I like that it keeps me physically “ready” (read: wet). I like that I feel horny and desperate all the time. It makes me feel very attentive to my husband, more than usual, and more aware of his hands and affections. Even the smallest touches have me at attention. I want to always please him, physically, emotionally. When I’m not focused on my orgasm, I am free to be more focused on his and our shared experience.
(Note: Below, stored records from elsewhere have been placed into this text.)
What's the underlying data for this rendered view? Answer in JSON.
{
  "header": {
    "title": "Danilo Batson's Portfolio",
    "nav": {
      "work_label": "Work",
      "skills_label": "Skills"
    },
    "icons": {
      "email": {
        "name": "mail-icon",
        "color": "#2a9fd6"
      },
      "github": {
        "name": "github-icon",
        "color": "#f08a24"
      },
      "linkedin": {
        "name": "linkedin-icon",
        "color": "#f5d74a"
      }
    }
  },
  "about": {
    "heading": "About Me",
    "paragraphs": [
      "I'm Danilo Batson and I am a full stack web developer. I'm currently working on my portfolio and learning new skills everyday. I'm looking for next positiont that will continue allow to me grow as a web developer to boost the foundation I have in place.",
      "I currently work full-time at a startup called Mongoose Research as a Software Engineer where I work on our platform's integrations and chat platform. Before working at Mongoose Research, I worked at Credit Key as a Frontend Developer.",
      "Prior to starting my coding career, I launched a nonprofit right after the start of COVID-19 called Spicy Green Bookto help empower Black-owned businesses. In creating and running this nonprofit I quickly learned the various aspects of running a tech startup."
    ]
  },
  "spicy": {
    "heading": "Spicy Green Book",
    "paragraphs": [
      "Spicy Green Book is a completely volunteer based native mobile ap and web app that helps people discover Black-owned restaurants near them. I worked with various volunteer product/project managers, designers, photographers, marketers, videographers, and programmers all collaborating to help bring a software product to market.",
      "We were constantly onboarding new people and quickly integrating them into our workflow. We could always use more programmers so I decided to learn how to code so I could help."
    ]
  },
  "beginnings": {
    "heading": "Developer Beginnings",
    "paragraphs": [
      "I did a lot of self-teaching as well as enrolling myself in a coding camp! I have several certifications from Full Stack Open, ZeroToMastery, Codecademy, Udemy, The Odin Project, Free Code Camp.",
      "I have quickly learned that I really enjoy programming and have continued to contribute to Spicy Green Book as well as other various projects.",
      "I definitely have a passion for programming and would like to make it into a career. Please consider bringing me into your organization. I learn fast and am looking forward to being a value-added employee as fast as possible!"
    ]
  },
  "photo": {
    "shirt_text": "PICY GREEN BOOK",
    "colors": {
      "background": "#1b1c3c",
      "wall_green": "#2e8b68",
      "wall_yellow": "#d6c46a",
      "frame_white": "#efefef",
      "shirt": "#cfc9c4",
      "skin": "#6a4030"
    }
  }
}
In short, denial has made me a better wife, submissive, and woman. (note: this is just my personal experience, I’m not making generalizations about everyone)
Safety & Consent
There are a number of safety issues that come to mind when I think of Orgasm Denial, which one might not immediately think of:
- Mental health is the primary concern when I think about orgasm denial. This is no surprise but we are all different and everyone will react differently to denial. Pay attention to how you feel on a daily basis, emotionally as well as physically. If you begin to feel any negative effects, perhaps take a break. Negative effects could manifest as feelings of sadness/depression, anger, wanting to distance oneself from a partner or the world, sudden crying, loss of sleep/appetite, extreme fatigue… Anything that seems out of the ordinary for you. If your partner is the denied person, you must pay attention to their mental health too.
- Realize that you are not in a clear and lucid state of mind when you are edging, or when you are aroused at all. You may have a lack of concentration or alertness. Be careful driving, walking, or even making decisions in your life. Your judgement can be impaired just as if you were drunk.
- Ladies, edging a lot with things you are inserting into your vagina could lead to infection if you are not careful. Be sure to clean your toys between each use, and wash your hands before you insert fingers.
- Be so careful with items you choose to insert inside yourself. I’m not going to play dumb and pretend that people aren’t sticking random things in their vaginas/asses. So if/when you do this, be safe. Think about how much bacteria could be on food items, or even pesticides! And you want to put it in your body? Or even household items. Wash it, and use a condom on it, and be damn sure there’s nothing sharp that will pierce your delicate skin.
- Minor one, but I found that constantly rubbing my clit hard, or humping things, caused me to feel almost like I was bruised there. Take breaks if this happens, just treat your parts kindly.
- Don’t give into the temptation to edge for-fucking-ever. Edging/denial will keep sex on your mind a lot more than before (for many). Don’t forget to go live your life. Don’t miss school/work, don’t skip events, don’t skip meals/showers. If you see yourself doing these things, maybe take a break.
- Stay hydrated! Seriously… you’ll thank me later.
As with any part of sex/BDSM: Consent is mandatory.
So when you and your partner consent and agree to enter into a period of orgasm denial, understand that the denied person, when very aroused, is extremely vulnerable. And since denial is an extended practice (more than just one “scene”) then the person can be in and out of these extreme states of arousal many times in a single day. Your role as their partner who has consented to be a part of the experience, is to ensure their safety in all ways. Ensure that they are not making important decisions when aroused, check in on their mental status frequently, and be sure that they are caring for their body.